The key to being able to enable the recycling of harder-to-recycle materials is packaging. Pact must collect enough volume of 14 different types of packaging before recycling it. For Sephora, this is an opportunity to gather data on what materials are being returned, which it will track.
“Pact’s goal is to amass enough volume to sell the material to end-buyers who can reuse or repurpose the material,” said Raines. “The material collected by each bin is tracked, including how much plastic and what kind of plastic, and how much glass, [for example],” said Raines.

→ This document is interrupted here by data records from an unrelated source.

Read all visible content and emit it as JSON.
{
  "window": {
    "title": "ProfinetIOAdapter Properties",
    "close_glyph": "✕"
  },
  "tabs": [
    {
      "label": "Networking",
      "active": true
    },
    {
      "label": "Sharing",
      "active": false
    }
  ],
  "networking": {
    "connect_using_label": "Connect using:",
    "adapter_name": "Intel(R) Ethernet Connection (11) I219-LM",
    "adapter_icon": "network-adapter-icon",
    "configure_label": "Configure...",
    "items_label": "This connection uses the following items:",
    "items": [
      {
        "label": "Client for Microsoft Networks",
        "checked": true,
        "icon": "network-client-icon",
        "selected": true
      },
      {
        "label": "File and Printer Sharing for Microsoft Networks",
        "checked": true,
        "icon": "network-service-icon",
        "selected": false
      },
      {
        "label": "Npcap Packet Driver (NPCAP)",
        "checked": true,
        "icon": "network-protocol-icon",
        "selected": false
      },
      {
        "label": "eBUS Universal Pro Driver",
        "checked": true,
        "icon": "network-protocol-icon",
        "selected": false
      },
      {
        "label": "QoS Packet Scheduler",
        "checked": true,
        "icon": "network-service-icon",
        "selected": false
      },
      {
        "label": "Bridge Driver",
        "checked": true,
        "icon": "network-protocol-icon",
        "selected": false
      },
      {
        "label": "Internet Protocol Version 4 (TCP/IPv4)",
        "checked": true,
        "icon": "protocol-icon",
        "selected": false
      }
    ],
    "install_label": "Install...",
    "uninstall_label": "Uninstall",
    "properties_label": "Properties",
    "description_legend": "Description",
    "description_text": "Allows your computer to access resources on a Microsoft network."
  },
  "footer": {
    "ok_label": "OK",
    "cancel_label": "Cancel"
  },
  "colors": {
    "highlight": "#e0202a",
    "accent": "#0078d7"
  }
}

The cosmetics business is the fourth largest plastic packaging user globally, with plastic accounting for about 67% of the industry’s packaging volume, according to market research company Vantage Market Research. With 120 billion units of packaging waste being produced annually, according to research from environmental campaign Zero Waste Week, retailers that can take back packaging from many brands are a key part of the beauty industry waste solution.
A key part of the Beauty (Re)Purposed program is education. Sephora will share information about the program across its channels, including social, digital and stores, with specific activations set to promote it later this year. Sephora has also collaborated with Pact to provide more information on its site.
“As with other collection programs, the success of this program depends on consumer participation. Education is a critical aspect of fostering that. Our goal is to make it easier to properly process empty products and therefore help to reduce the barriers to more widespread participation,” said Raines.
Alongside the Sephora launch, Pact is also announcing a new brand partnership with Benefit, allowing customers to mail in up to five empties per month for free. Benefit’s director for U.S. e-commerce, Joanne Marzan, said, “We want to provide our consumers with easy solutions to do good. Offering a takeback program via this partnership with Pact is important to us to move towards a more sustainable future.”
Some brands that are already offering take-back programs, like MAC Cosmetics, Susanne Kaufman and Farmacy, incentivize customers to recycle via their Pact programs with points redeemable against future products. Sephora’s partnership with Pact does not include a loyalty program component, which does seem like a missed opportunity, considering its 30 million members. Raines said the company has no immediate plans to integrate the loyalty program.